The B.C. Trucking Association is doing just that. In an opinion piece written by president and CEO Louise Yako, the association is doing its part to celebrate drivers in Canada’s westernmost province.
“Professional truck drivers contribute daily to our comfort and well-being – more, in fact, than any other occupation,” Yako wrote. “Everything we use – our clothing, most of our food, the devices we rely on, the gasoline that powers our vehicles and buses (even your bicycle, if that’s your vehicle of choice) – came to us through the assistance of a professional truck driver. Tens of thousands of drivers deliver these goods safely and efficiently across B.C., Canada and North America without fail, and they deserve a tribute. We need them.”
However, she tempered that statement with a reminder that there are not enough professional drivers joining the industry.

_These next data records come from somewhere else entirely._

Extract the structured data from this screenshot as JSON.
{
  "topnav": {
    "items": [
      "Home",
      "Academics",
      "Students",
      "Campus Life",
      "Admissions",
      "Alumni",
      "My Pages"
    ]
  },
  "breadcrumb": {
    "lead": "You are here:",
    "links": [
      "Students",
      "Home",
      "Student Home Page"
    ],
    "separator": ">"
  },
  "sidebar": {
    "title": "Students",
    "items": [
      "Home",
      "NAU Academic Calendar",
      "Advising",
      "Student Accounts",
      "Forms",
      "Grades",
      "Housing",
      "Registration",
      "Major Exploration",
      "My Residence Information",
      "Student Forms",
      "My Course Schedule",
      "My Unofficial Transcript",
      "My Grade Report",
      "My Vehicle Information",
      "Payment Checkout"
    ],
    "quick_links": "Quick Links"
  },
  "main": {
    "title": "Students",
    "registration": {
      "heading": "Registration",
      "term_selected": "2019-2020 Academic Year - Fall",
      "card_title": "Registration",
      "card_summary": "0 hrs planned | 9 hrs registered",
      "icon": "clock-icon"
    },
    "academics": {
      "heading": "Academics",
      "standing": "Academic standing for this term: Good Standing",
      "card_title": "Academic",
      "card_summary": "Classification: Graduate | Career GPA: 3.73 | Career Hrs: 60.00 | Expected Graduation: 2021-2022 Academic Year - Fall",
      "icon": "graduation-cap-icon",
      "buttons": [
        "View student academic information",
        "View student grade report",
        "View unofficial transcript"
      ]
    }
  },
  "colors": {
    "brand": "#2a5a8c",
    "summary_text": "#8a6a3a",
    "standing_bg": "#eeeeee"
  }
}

“Driving a truck can be a satisfying and rewarding career, but it’s also tough. Professional truck drivers have to be flexible and tolerant enough to contend with hours of service regulations that stipulate how long to work and rest, the vagaries of weather and traffic, the demands and expectations of many different shippers, and ‘just in time’ scheduling that maximizes productivity (but not necessarily their needs, including family time),” Yako wrote.
She went on to write that one thing that should change in the industry is that the onus placed on some professional drivers to absorb the cost of delays over which they have no control, must be removed. Yako called for the redistribution of the safety burden, which would require shippers to be more publicly accountable for the trucking partners they choose.
“Shippers that look only for the lowest rates tend to contract with trucking companies that may cut safety corners. Instead of looking at rates and statistics for on-time deliveries only, shippers should ask questions about a trucking company’s safety programs, hiring and disciplinary practices, and deployment of technology to enhance safety practices, and generally educate themselves about all the underlying costs that contribute to a reasonable rate for transportation services,” Yako contends. “When crashes occur – which will happen regardless of how careful, prepared and safety-conscious trucking companies and professional drivers are – investigations regarding the cause need to extend beyond the trucking company involved to the customer.”
For its part, the Manitoba Trucking Association is celebrating the occasion by raising funds for a good cause.
Twelve teams from the Manitoba trucking industry will be competing today at 5 p.m. in the industry’s fifth annual Truck Pull for United Way. The pull is being held just prior to National Trucking Week to bring attention to the event.
Participants include Sysco Food Services, Big Freight Systems, Payne Transportation, Dr. Hook Towing Services, Bison Transport, Maxim Truck & Trailer, Cummins Western Canada, TransX, Freightliner Manitoba, Investors Group, Ryder Truck Rentals and Beaver Truck Centre.
“What better way to kick off National Trucking Week then by demonstrating Manitoba’s Trucking Industry’s commitment to giving back to the communities in which we operate,” says Laura La Palme, marketing and business development for the MTA.
Each team contributed $500 to take part in the challenge, with all proceeds going to the United Way.